If you are curious why the Phillies have not been mentioned as a serious suitor for the Diamondbacks' Justin Upton, take a look at the package of players that the Mariners were reportedly ready to send to Arizona before Upton scuttled the deal by invoking his no-trade clause.

Taijuan Walker: One of the top prospects in the game, he ranked at No. 20 on Baseball America's Top 100 prior to the 2012 season. A right-handed starter, he does not turn 21 until August.

Nick Franklin: Rated the No. 53 prospect in the game by Baseball America prior to the 2011 season, Franklin spent 2012 at Double-A and Triple-A, hitting .278/.347/.453 with 11 home runs on the season. Most importantly, he can play second base or short stop, and could be ready to contribute at the major league level this season.

Charlie Furbush: A 27-year-old reliever who logged 46 1/3 innings in 48 appearances for Seattle last season, posting a 2.72 ERA, 10.3 K/9, 3.1 BB/9 and 0.6 HR/9.

Stephen Pryor: A 23-year-old reliever who appeared in 26 games for the Mariners, posting an ERA of 3.91, 10.6 K/9, 5.1 BB/9, 2.0 HR/9.

Franklin is the key player in all of this, at least when it comes to making sense of the Phillies' position on the trade market. All the reports about Arizona's intentions suggest that the Diamondbacks are looking for a legit middle infielder to be a part of any Upton deal -- they have reportedly been holding out for the Rangers' Jurickson Profar or Elvis Andrus -- and Franklin is that guy. He is near major league ready, has a good ceiling, and is a favorite of scouts. In short, he is the kind of guy that the Phillies just do not have in their system. Perhaps Roman Quinn develops into that guy. But he is still at least two and probably three or four years away from even thinking about the major leagues.

The Phillies could always partner with a third team if they targeted Upton or some other high-priced player, but that third team is probably going to be looking for a blue-chip position player too.

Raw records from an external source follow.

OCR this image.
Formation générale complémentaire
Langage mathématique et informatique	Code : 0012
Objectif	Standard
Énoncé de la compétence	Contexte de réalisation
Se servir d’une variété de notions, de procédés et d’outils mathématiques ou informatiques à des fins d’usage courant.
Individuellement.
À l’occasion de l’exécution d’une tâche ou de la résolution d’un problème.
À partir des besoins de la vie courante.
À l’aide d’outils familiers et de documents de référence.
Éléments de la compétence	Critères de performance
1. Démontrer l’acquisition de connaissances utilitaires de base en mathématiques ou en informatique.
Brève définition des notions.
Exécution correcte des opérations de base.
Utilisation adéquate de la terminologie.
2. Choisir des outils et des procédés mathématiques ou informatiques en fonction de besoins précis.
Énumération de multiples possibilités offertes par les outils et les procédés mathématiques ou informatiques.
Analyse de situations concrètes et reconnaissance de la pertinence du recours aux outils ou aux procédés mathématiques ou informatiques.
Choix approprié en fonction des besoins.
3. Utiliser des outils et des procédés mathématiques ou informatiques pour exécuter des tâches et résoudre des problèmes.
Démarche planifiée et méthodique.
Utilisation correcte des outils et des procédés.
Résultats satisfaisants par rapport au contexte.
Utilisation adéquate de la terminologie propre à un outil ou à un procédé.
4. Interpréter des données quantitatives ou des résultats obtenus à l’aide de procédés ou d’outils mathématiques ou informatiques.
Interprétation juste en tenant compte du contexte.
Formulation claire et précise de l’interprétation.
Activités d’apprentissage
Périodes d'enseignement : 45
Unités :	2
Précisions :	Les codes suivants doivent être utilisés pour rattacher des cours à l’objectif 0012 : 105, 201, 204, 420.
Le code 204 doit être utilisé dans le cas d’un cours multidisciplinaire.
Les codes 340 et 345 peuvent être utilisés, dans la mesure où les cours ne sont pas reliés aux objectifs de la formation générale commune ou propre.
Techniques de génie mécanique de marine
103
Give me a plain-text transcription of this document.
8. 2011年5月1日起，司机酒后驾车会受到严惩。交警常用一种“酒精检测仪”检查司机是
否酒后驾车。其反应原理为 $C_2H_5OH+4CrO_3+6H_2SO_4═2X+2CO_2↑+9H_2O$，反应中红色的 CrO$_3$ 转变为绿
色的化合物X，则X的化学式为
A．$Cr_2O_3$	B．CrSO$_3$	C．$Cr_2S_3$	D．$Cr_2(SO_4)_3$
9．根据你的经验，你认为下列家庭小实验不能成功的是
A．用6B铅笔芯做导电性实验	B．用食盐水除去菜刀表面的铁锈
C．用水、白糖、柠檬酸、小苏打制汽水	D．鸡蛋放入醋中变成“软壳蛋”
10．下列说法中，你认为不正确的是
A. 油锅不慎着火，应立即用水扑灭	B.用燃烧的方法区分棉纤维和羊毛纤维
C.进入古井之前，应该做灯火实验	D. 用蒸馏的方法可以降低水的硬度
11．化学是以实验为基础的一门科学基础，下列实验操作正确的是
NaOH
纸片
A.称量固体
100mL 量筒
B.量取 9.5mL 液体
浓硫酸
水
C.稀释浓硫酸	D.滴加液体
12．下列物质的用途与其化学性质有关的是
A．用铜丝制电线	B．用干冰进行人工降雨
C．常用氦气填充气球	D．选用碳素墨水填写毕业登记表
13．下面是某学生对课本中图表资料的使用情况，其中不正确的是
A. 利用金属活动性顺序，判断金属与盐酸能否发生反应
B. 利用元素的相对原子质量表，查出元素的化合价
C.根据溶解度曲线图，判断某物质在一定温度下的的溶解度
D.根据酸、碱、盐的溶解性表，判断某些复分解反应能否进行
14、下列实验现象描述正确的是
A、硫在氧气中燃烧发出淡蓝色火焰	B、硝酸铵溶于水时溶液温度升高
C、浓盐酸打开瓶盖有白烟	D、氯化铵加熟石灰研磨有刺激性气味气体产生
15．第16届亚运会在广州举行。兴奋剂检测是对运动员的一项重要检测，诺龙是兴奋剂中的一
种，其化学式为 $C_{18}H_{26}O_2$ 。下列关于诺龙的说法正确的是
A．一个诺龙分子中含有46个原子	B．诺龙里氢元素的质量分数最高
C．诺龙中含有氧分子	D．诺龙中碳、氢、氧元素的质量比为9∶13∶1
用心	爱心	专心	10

Jonathan Singleton was the kind of prospect that would ring a lot of phones, but he went to Houston in 2011 for Hunter Pence.

The Phillies have a potential blue-chip pitcher in Jesse Biddle, but all of their high-ceiling position prospects are at the lower levels of the minor leagues. Which is why a blockbuster deal involving the Phillies is not likely to happen before this year's trade deadline.